La question qui va se poser est celle de savoir si un clip de campagne politique dont la visée est promotionnelle constituerait une « utilisation commerciale » au sens de l’article L642-21 précité. Et, si ce clip a une portée promotionnelle, il faudra également voir si celui n’a pas une finalité culturelle, artistique, pédagogique, d'enseignement, de recherche, d'information, d'illustration de l'actualité ou liée à l'exercice d'une mission de service public, auquel cas, l’autorisation du gestionnaire du Louvre ne serait pas nécessaire pour diffuser les images litigieuses.
Dans notre cas il me semble que le Louvre peut arguer du fait que le clip de campagne a une finalité qui n’entre pas dans le cadre des dispositions précitées et peut en conséquence agir en justice contre la candidate.
Les règles sont-elles applicables quel que soit le monument, l’édifice ?
L’amendement visant à instaurer de telles règles pour l’ensemble des monuments historiques, classés et inscrits, publics et privés, a été rejeté par l’Assemblée nationale.
Celui-ci visait « Toute représentation ou reproduction intégrale ou partielle, générant des recettes commerciales, d’un monument historique doit faire l’objet d’un accord préalable de son propriétaire. »
Ainsi, la règle selon laquelle une autorisation doit être demandée au gestionnaire ou propriétaire du bien pour toute utilisation commerciale de l’image de ce bien ne s’applique pas quel que soit le monument ou l’édifice.
Un décret du 4 mai 2017 a fixé une liste exhaustive, qui a depuis été complétée par un décret du 10 septembre 2021, de monuments faisant partie des domaines nationaux. Il s’agit des monuments et édifices suivants :
• 1° Domaine de Chambord (Loir-et-Cher) ;
• 2° Domaine du Louvre et des Tuileries (Paris) ;
• 3° Domaine de Pau (Pyrénées-Atlantiques) ;
• 4° Château d’Angers (Maine-et-Loire) ;
• 5° Palais de l’Elysée (Paris) ;
• 6° Palais du Rhin (Bas-Rhin).
• 7° Palais de la Cité (Paris Ier) ;
• 8° Domaine du Palais-Royal (Paris Ier) ;
• 9° Château de Vincennes (Val-de-Marne et Paris XIIe) ;
• 10° Château de Coucy (Aisne) ;
• 11° Château de Pierrefonds (Oise).
Les autres monuments historiques relèvent donc des règles du droit à l’image des biens tel qu’appliqué à tout autre type de biens (maison, domaine privée, jardin etc…).
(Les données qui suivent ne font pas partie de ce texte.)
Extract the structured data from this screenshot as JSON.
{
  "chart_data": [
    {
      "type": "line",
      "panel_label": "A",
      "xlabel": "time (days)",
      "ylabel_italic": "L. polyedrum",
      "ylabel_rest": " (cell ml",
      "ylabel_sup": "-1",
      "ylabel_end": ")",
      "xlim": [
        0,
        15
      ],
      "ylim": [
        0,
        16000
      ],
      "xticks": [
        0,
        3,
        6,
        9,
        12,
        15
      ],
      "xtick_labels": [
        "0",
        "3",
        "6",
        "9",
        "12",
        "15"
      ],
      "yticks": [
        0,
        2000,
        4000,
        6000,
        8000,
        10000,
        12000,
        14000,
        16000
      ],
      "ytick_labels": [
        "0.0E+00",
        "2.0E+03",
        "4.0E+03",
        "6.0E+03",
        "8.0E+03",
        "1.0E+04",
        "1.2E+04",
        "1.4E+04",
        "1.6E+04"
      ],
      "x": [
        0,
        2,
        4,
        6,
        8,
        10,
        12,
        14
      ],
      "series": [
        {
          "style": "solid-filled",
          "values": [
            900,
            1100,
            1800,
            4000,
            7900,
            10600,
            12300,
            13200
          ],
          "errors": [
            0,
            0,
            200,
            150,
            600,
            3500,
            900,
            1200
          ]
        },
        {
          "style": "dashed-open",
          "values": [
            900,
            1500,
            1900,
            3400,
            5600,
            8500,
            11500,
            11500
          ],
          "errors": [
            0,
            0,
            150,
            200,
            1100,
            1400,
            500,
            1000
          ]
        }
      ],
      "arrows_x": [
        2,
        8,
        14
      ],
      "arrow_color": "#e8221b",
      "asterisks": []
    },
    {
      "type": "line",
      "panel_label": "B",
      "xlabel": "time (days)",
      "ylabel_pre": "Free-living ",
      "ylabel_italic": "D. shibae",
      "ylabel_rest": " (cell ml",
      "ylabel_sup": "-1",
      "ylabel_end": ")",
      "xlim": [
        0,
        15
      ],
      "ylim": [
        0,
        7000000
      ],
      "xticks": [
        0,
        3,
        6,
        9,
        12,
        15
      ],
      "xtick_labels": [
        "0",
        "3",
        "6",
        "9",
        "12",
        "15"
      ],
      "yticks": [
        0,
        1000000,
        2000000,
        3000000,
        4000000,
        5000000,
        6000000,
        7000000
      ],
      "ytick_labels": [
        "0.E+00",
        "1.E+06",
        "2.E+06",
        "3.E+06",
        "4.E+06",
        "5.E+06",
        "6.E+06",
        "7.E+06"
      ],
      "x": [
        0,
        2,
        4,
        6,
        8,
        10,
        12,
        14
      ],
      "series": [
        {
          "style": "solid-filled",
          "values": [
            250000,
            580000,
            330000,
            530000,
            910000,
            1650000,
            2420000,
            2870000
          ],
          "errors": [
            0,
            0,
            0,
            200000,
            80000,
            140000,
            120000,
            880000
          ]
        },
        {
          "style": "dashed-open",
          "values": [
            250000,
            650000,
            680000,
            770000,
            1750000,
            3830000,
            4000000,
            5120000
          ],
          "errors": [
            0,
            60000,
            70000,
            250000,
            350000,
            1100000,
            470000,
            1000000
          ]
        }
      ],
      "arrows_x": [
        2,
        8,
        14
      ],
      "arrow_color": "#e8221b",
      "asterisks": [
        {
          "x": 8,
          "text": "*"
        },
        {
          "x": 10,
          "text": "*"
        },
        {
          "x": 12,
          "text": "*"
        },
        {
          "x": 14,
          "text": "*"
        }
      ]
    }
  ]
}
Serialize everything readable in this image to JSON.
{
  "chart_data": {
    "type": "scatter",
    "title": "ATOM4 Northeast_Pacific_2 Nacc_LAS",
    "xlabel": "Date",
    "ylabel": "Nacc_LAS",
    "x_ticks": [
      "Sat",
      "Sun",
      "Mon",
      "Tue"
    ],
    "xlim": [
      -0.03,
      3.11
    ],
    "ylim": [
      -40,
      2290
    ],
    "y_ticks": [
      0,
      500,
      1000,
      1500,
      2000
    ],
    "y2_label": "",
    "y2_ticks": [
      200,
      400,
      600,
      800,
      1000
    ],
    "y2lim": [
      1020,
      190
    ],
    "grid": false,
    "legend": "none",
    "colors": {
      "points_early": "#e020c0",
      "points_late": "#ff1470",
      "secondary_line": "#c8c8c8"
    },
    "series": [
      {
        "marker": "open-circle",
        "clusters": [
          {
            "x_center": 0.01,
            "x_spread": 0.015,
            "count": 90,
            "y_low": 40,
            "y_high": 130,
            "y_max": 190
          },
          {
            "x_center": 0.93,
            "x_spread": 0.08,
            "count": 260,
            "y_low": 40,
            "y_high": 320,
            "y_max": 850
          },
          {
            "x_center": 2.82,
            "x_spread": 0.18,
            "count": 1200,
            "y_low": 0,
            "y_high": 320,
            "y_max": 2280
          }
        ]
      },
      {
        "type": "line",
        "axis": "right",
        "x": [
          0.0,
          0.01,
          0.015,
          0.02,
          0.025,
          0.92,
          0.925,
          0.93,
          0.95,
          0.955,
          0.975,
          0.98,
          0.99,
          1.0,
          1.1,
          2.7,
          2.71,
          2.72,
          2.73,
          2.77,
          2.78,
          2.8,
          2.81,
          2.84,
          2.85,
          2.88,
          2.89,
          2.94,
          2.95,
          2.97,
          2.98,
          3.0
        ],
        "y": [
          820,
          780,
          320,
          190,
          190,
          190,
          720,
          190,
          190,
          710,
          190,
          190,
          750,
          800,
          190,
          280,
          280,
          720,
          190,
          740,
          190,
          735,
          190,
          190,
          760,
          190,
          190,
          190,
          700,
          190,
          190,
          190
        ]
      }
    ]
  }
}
Ainsi lorsqu’un monument historique, qui ne figure pas dans la liste des domaines nationaux, est représenté, l’autorisation de son propriétaire n’est en principe par requise. Il est toutefois important de noter que l’autorisation de l’auteur de l’œuvre que peut constituer le bien (par exemple, l’architecte) peut être requise.